There’s a sense of the uncanny here, as Courvoisier and Halvorson seem somehow simultaneously to perfect and reveal new sonic worlds.

13 james brandon lewis 31qf7Code of Being
James Brandon Lewis Quartet
Intakt 371 (intaktrec.ch)

Tenor saxophonist James Brandon Lewis began recording about a decade ago, around the time he finished studies at CalArts with, among others, Charlie Haden and Wadada Leo Smith, two profoundly lyrical players. Since then, Lewis has become a powerful voice reflecting the jazz tradition, his controlled intensity recalling John Coltrane circa 1964 (e.g., Crescent), his broad sound and emotive vibrato suggesting David S. Ware. Like them, Lewis is suspended between the creative risk of free jazz and the explosive tension of form, here using composed melodies with freely determined harmonies. 

That controlled intensity is apparent from the opening Resonance, the group realizing multiple levels of activity, from pianist Aruán Ortiz’s looming chords to the press of Brad Jones’ bass and the rapid-fire, dense rush of drummer Chad Taylor’s sticks across his rattling snare and cymbals, and a pulsing hi-hat cymbal receiving simultaneous attention from foot-pedal and sticks. It’s Taylor’s special gift, rarely heard and consistently reinforced by his collaborators, to convey both majesty and mission, grandeur and struggle, wedding a nobility of sound with underlying tension and tumult that threaten disintegration. The emotional complexity extends to Every Atom Glows, a glacially slow, utterly beautiful piece that expands through its fragility. 

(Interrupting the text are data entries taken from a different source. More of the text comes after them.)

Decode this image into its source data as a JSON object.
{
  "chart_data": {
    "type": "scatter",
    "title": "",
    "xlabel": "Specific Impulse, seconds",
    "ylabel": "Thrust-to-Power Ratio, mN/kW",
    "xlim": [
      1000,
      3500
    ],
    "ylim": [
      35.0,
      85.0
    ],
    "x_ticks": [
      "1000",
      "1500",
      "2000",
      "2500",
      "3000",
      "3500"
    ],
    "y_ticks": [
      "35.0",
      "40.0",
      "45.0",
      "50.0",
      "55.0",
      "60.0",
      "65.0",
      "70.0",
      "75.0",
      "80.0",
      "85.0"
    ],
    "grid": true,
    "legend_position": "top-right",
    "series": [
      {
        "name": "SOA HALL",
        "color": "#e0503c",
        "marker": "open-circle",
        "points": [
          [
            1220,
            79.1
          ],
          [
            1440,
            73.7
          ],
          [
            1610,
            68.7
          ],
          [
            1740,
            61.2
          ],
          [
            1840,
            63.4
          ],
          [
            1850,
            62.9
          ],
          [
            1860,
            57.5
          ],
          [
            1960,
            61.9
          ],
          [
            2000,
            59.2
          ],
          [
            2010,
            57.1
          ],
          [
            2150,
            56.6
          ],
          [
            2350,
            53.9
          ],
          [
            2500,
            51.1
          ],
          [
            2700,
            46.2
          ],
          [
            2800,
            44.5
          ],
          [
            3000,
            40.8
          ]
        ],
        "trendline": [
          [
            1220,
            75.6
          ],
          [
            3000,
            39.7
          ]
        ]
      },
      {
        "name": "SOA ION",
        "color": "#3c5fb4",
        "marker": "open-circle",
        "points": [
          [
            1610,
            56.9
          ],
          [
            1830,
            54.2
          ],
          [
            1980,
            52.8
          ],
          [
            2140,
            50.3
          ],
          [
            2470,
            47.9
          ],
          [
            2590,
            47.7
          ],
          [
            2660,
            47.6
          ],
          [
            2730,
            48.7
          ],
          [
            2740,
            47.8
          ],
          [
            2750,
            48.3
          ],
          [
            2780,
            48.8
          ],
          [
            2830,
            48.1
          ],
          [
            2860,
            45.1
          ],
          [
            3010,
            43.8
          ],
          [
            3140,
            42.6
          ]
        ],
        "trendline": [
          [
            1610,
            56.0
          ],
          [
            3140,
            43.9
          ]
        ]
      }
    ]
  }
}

The title track is highlighted by Ortiz’s densely inventive solo, its complex lines overlapping and compounding in a welling mystery that suggests Andrew Hill, specifically, but also the whole ethos of those mid-60s musicians who first fused the energies of post-bop and free jazz.

14 kazemde george 8bidkI Insist
Kazemde George
Greenleaf Music GRE-CD-1087 (kazemdegeorge.com)

A musician’s debut album as a leader requires ample planning before ever seeing the light of day, and artists are often hyperconscious of small details since these albums provide a formal introduction to listeners. Kazemde George’s release I Insist resists overcomplicating things musically or programming repertoire that is exceedingly eclectic for the sake of variety. Instead, listeners are treated to a balanced ten tracks of music that showcase the young saxophonist’s playing and composing, and a stellar cast of his New York colleagues.  

Tracks like Coasts, I Insist and This Spring, conjure up the hard swinging rhythms and dense harmonies heard in Miles Davis’ second quintet, still sounding contemporary next to today’s improvised music. Haiti and Happy Birthday are groove-based numbers, apropos on George’s debut album given his beat-making alter ego KG,B and experience playing neo-soul alongside his fiancée, vocalist Sami Stevens, in The Love Experiment. The remaining tracks exist within the modern jazz idiom, while varying in style and arrangement, offering the listener a well-rounded album from start to finish. 

When first listening, the mix/blend achieved at Big Orange Sheep in Brooklyn was not my favourite. However, this grew on me over time. The band acts as one cohesive unit throughout the album, and it is no surprise that the pieces presented have been performed live time and time again prior to entering the studio. Enjoy I Insist now and expect to hear more great things in the future from George!